Antonio Ambroselli e Alayddin Bayram Korça, di fatto sono stati due particolari figure del II conflitto mondiale, a raccontarci i fatti in questa particolare giornata è Sandro Ambroselli figlio di Antonio.
Oggi ha voluto raccontare quello che suo padre ed altri amici, sono stati capaci di fare per amore del prossimo.

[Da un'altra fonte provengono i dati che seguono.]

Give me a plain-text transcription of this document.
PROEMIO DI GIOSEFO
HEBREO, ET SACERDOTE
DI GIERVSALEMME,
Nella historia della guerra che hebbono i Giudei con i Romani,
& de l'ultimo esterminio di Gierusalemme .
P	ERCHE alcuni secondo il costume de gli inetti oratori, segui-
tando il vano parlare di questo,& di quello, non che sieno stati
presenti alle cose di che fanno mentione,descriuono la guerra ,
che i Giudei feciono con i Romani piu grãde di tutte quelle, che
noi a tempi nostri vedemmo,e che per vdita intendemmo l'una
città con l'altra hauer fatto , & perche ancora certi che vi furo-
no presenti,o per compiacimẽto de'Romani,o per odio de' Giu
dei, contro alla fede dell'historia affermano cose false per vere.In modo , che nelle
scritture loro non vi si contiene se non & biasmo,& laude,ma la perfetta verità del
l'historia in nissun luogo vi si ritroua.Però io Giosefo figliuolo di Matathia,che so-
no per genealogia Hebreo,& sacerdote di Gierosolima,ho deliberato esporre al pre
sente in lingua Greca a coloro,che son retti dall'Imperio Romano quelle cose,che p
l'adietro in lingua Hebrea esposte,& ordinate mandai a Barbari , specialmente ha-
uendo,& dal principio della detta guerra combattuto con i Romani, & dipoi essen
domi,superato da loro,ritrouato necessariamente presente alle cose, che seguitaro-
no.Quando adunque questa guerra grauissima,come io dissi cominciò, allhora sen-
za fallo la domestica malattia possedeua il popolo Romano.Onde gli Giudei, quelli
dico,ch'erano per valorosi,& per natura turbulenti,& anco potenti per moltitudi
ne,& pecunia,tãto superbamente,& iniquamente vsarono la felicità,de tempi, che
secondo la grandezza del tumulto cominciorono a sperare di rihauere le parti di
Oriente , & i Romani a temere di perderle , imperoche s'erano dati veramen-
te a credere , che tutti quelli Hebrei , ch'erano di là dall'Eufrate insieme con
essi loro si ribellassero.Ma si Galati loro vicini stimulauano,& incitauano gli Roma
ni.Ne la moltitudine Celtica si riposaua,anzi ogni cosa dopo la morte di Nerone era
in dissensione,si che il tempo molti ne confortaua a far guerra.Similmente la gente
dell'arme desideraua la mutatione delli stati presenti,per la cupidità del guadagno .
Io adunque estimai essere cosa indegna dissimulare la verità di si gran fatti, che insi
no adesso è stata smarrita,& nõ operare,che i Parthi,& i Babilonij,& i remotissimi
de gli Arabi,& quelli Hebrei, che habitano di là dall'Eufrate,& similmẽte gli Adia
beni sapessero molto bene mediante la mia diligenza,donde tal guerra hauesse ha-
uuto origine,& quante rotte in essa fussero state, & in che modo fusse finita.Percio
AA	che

Il Maresciallo Maggiore “Aiutante” Antonio Ambroselli è nato a Santi Cosma e Damiano (Latina) il 12 marzo 1915, allora provincia di Caserta, Terra di Lavoro, si arruolò nella Regia Guardia di Finanza il 5 settembre 1935. Dopo aver prestato servizio presso varie Brigate territoriali, nel luglio 1941, fu mobilitato nei ranghi del 1° Battaglione, destinato ad operare in Albania. Ritornato in Patria nel novembre 1942, Ambroselli, fu destinato a Roma presso la Compagnia Comando dell’Accademia del Corpo. Fu tra le queste mura che, si incontra con un giovane Sottotenente di origine albanese, nativo di Tirana, figlio di un capo religioso molto noto in Albania, Hafiz Ali Korça. Nonostante vi fosse una differenza di grado, fra i due, nacque subito una grande amicizia, tant’è che la sera uscivano insieme con le rispettive ragazze, donna Mafalda e la signorina Delia Mei, future Signore. Una strana coincidenza volle, che i corsi in accademia vennero sospesi, Ambroselli fu destinato al servizio di Polizia presso il Comando Scalo Ferroviario di Roma Tiburtina (nell’ambito del “Comando Guardia di Finanza per il Servizio di Polizia della “Città Aperta di Roma”, al quale furono demandati compiti strettamente istituzionali, oltre al concorso per il mantenimento dell’ordine pubblico), il destino vede nuovamente fianco a fianco i due, tant’è che al comando, vi fosse proprio quel giovane ufficiale, ormai amico consolidato, promosso nel frattempo Tenente. Da un documento ufficiale conservato al Museo Storico della Guardia di Finanza a firma Comandante Legione Allievi Col. Formato , redatto nel 7 agosto 1944, si evince che Ambroselli era il più attivo della “Banda Fiamme Gialle” – nucleo partigiano aderente al Fronte Militare Clandestino di Roma, alle dirette dipendenze del Colonnello Giuseppe Cordero Lanza di Montezemolo (poi trucidato alle Fosse Ardeatine) – e alternava le pericolosissime operazioni anti-tedesche allo svolgimento del normale servizio d’istituto.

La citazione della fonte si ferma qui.